If condensation forms inside the bag, wipe it out with a kitchen towel to prevent the loaf from going mouldy. Enjoy!

  1. Julie
    September 27, 2012 at 2:58 pm

    when do u add the yeast to the bread dough?

    • September 27, 2012 at 5:18 pm

      You don’t add it to the dough. You add it to the poolish, which is made in the very first step in the method. This is a sourdough bread that does not rely on yeast at all other than to make the initial starter.

      • Julie
        September 28, 2012 at 8:47 am

        Ok thanks. Reading the recipe I thought the poolish had 1tsp of yeast and then the bread dough 30g. Im obviously reading it wrong. Many thanks.

  2. Julie
    September 28, 2012 at 10:14 am

    Hi again. Ive re-read your recipe again and I still dont get it. Im obviously very thick. I made a poolish with 1/2 cup water 1/2 cup rye and 1 tsp dry yeast. It did not rise at all. Should it be 30g of dry yeast to the above? Sorry but I would really like to make this bread. Many thanks.

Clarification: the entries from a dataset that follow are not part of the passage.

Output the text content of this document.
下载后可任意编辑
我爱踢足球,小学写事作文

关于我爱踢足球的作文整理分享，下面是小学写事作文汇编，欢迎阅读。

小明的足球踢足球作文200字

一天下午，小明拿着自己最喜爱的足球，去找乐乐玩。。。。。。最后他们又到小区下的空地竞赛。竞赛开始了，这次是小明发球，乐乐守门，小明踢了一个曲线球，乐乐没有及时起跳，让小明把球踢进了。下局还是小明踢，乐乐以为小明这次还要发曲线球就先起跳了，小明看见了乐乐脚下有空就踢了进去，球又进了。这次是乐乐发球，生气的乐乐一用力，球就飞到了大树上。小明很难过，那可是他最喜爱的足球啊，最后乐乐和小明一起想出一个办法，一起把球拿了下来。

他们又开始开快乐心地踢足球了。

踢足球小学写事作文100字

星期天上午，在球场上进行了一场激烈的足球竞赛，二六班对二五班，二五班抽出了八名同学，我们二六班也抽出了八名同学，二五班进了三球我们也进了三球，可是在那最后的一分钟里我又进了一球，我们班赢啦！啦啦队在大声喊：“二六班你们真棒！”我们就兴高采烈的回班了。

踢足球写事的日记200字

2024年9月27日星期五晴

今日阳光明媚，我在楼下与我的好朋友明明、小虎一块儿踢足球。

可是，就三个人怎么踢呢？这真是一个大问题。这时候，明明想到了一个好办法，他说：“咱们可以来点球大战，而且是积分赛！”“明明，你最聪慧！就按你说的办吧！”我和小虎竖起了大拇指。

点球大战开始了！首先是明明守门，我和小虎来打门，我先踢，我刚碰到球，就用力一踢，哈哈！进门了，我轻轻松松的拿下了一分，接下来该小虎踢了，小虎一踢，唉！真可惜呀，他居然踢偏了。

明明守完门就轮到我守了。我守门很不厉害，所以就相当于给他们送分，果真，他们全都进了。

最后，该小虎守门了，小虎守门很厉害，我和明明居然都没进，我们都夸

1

    • September 28, 2012 at 10:45 am

      Hi Julie,
      Sorry I’m getting confused between recipes. I have another bread recipe that relies only on a sourdough starter, but this is not it.
      This one relies on a poolish as well as yeast. I’ve edited the recipe to reflect when the yeast must be added. You dissolve it in the 600ml of luke warm water before you stir in the poolish.
      So sorry for the confusion. Like I said, I do have a recipe that relies solely on sourdough, rather than using any yeast, if you’re interested. It’s a little more tricky to make, but well worth the effort. Let me know, and if you’re interested, I’ll post it.

  3. Julie Barnard.
    September 28, 2012 at 11:30 am

    Thanks very much. I would like to see your other recipe too. Many thanks.
    Regards. Julie.

    • October 2, 2012 at 9:09 pm

      Hi Julie,
      So sorry, I saw your comment last week, and for some reason didn’t approve it or act on it.
      I’ll be posting my other recipe in the next day or so.